Сонный, я выбрался из палатки наружу. Вслед за Томасом потопал к центральной палатке, к белому шатру. Рядом с ним, на утоптанной площадке, нестройными шеренгами стояли голые до пояса воины Аллаха. Профессиональных военных я среди них определил немного. В основном — бородатые неуклюжие мужики. Заросшие густым волосом от пупка до плеч. Тоже сонные, стоят, переминаются с ноги на ногу. Держат ладони перед лицом, бормочут слова молитвы. Крестьяне, от сохи, с поля. Многие из них неграмотные, наверное. Дремучие, с нерасчесанными бородами, рожи худые, морщинистые, дубленные солнцем. Еще — молодежь. Лет, видимо, от шестнадцати, а то, может, и четырнадцатилетние среди них есть. Тоненькие, щуплые новобранцы. Ребра видны. Что-то такое кудлатится на верхней губе, на подбородке. Застиранные камуфляжные штаны болтаются на бедрах. Не то молятся, не то дремлют еще, видят во сне маму. Странная у них, однако, армия, подумал я. Как у большевиков в семнадцатом году.
Мулла — рослый, плечистый и чернобородый атлет — отдал резкую команду. Все дружно повалились на колени. Опять ряды задранных к небу задниц. Команда — поднялись. Снова команда — на колени. Вместо зарядки. Мулла единственный, кто производил впечатление. Опытный, бывалый вояка, прошел, должно быть, Афганистан как минимум. Разбудив всех, начал говорить. После серии коротких, рубленых фраз всякий раз следовало: «Аллаху акбар!» — «Аллаху акбар!» — нестройным хором отвечали будущие защитники веры. Призыв раздавался чаще и чаще, разделенный парой-тройкой простых предложений. Толпа возбуждалась, ревела в унисон все громче. Словно понемногу разъярялось стадо буйволов. Тела подтянулись, взбодрились, наполнились энергией, горячей дурной кровью. «Аллаху акбар! Аллаху акбар!!» Взлетают к небу крепко сжатые кулаки, ударяют в землю истоптанные сапоги и боты: «Аллаху акбар!!!» Не только кричат, но и притопывают дружно. Пустыня в радиусе нескольких десятков метров ощутимо дрожит. Томас улыбается, косит на меня глазом: каково? Когда все достаточно завелись, проповедь началась по новой. Теперь каждое слово вызывало бурный отклик: каменели мышцы, из пастей вырывался угрожающий рык. Вот они уже готовы, подумал я, эти зомби, теперь они готовы на все…

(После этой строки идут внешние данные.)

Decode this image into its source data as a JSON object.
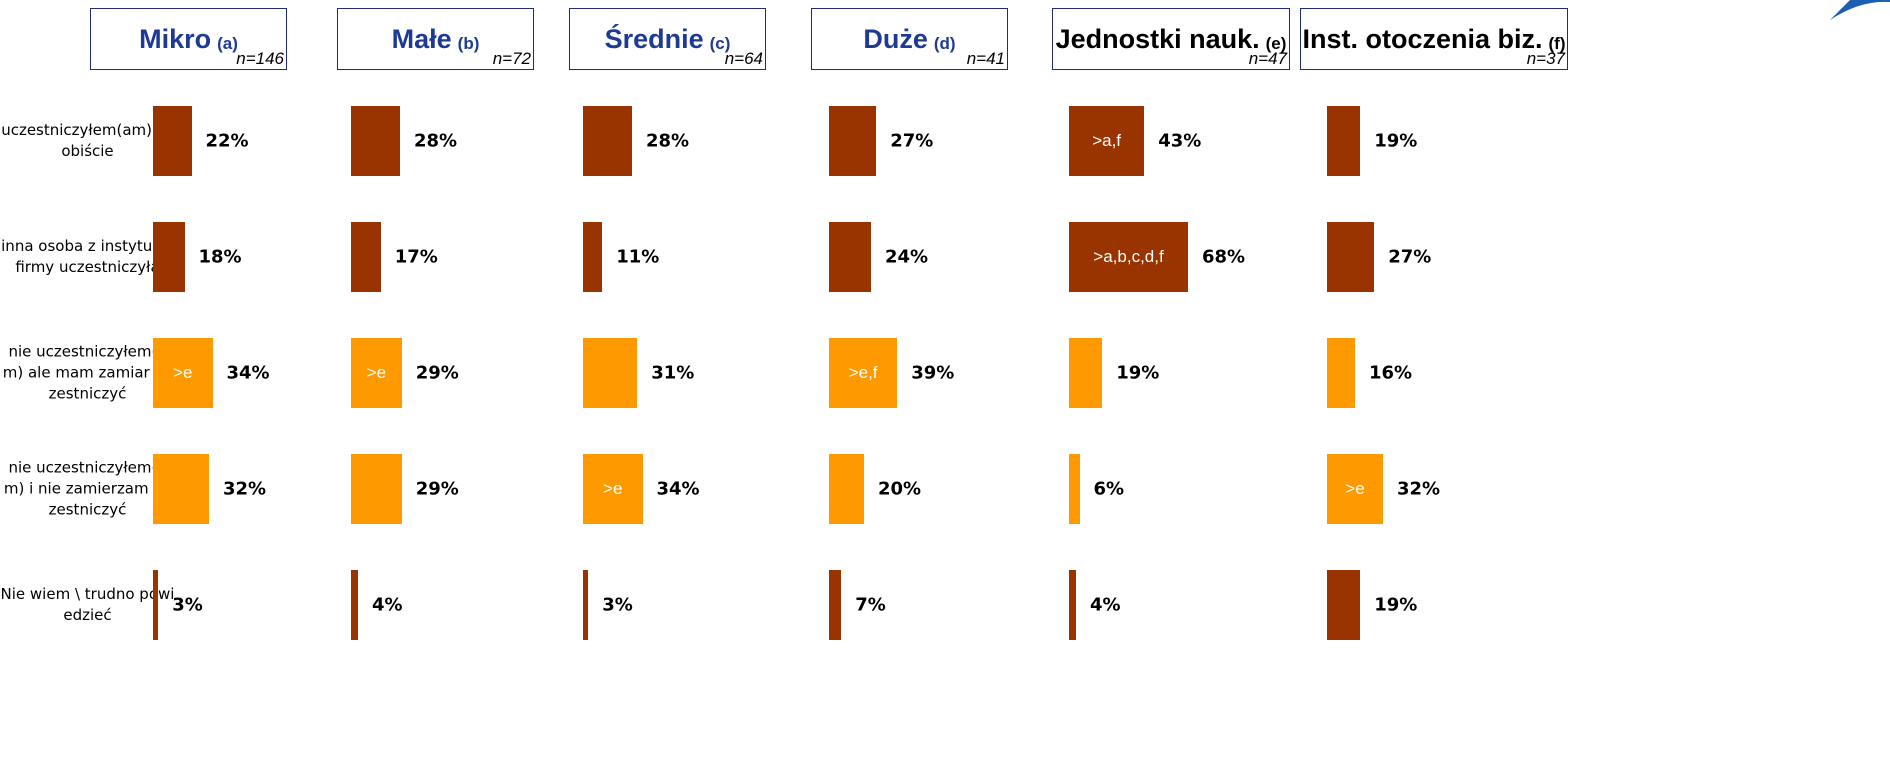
{
  "chart_data": [
    {
      "type": "bar",
      "title": "Mikro",
      "title_note": "(a)",
      "subtitle": "n=146",
      "title_color": "#1f3a93",
      "categories": [
        "uczestniczyłem(am) osobiście",
        "inna osoba z instytucji\\ firmy uczestniczyła",
        "nie uczestniczyłem(am) ale mam zamiar uczestniczyć",
        "nie uczestniczyłem(am) i nie zamierzam uczestniczyć",
        "Nie wiem \\ trudno powiedzieć"
      ],
      "values": [
        22,
        18,
        34,
        32,
        3
      ],
      "value_labels": [
        "22%",
        "18%",
        "34%",
        "32%",
        "3%"
      ],
      "annotations": [
        null,
        null,
        ">e",
        null,
        null
      ],
      "colors": [
        "#993300",
        "#993300",
        "#ff9900",
        "#ff9900",
        "#993300"
      ]
    },
    {
      "type": "bar",
      "title": "Małe",
      "title_note": "(b)",
      "subtitle": "n=72",
      "title_color": "#1f3a93",
      "values": [
        28,
        17,
        29,
        29,
        4
      ],
      "value_labels": [
        "28%",
        "17%",
        "29%",
        "29%",
        "4%"
      ],
      "annotations": [
        null,
        null,
        ">e",
        null,
        null
      ],
      "colors": [
        "#993300",
        "#993300",
        "#ff9900",
        "#ff9900",
        "#993300"
      ]
    },
    {
      "type": "bar",
      "title": "Średnie",
      "title_note": "(c)",
      "subtitle": "n=64",
      "title_color": "#1f3a93",
      "values": [
        28,
        11,
        31,
        34,
        3
      ],
      "value_labels": [
        "28%",
        "11%",
        "31%",
        "34%",
        "3%"
      ],
      "annotations": [
        null,
        null,
        null,
        ">e",
        null
      ],
      "colors": [
        "#993300",
        "#993300",
        "#ff9900",
        "#ff9900",
        "#993300"
      ]
    },
    {
      "type": "bar",
      "title": "Duże",
      "title_note": "(d)",
      "subtitle": "n=41",
      "title_color": "#1f3a93",
      "values": [
        27,
        24,
        39,
        20,
        7
      ],
      "value_labels": [
        "27%",
        "24%",
        "39%",
        "20%",
        "7%"
      ],
      "annotations": [
        null,
        null,
        ">e,f",
        null,
        null
      ],
      "colors": [
        "#993300",
        "#993300",
        "#ff9900",
        "#ff9900",
        "#993300"
      ]
    },
    {
      "type": "bar",
      "title": "Jednostki nauk.",
      "title_note": "(e)",
      "subtitle": "n=47",
      "title_color": "#000000",
      "values": [
        43,
        68,
        19,
        6,
        4
      ],
      "value_labels": [
        "43%",
        "68%",
        "19%",
        "6%",
        "4%"
      ],
      "annotations": [
        ">a,f",
        ">a,b,c,d,f",
        null,
        null,
        null
      ],
      "colors": [
        "#993300",
        "#993300",
        "#ff9900",
        "#ff9900",
        "#993300"
      ]
    },
    {
      "type": "bar",
      "title": "Inst. otoczenia biz.",
      "title_note": "(f)",
      "subtitle": "n=37",
      "title_color": "#000000",
      "values": [
        19,
        27,
        16,
        32,
        19
      ],
      "value_labels": [
        "19%",
        "27%",
        "16%",
        "32%",
        "19%"
      ],
      "annotations": [
        null,
        null,
        null,
        ">e",
        null
      ],
      "colors": [
        "#993300",
        "#993300",
        "#ff9900",
        "#ff9900",
        "#993300"
      ]
    }
  ]
}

Закончив речь, мулла дал новую команду. Все развернулись и затрусили рысцой. Пробежка.
— Здесь не только учат воинскому искусству, — удовлетворенно сказал Томас, тронув меня за локоть. — Муджахиды учатся жить в строгом соответствии с основами веры. Пять раз в день — молитва, утром и вечером — проповедь. И обязательно изучение Корана. Плюс боевая подготовка, конечно. Пойдемте завтракать. Всего я вам, конечно, не покажу, но основное вы обязательно должны увидеть.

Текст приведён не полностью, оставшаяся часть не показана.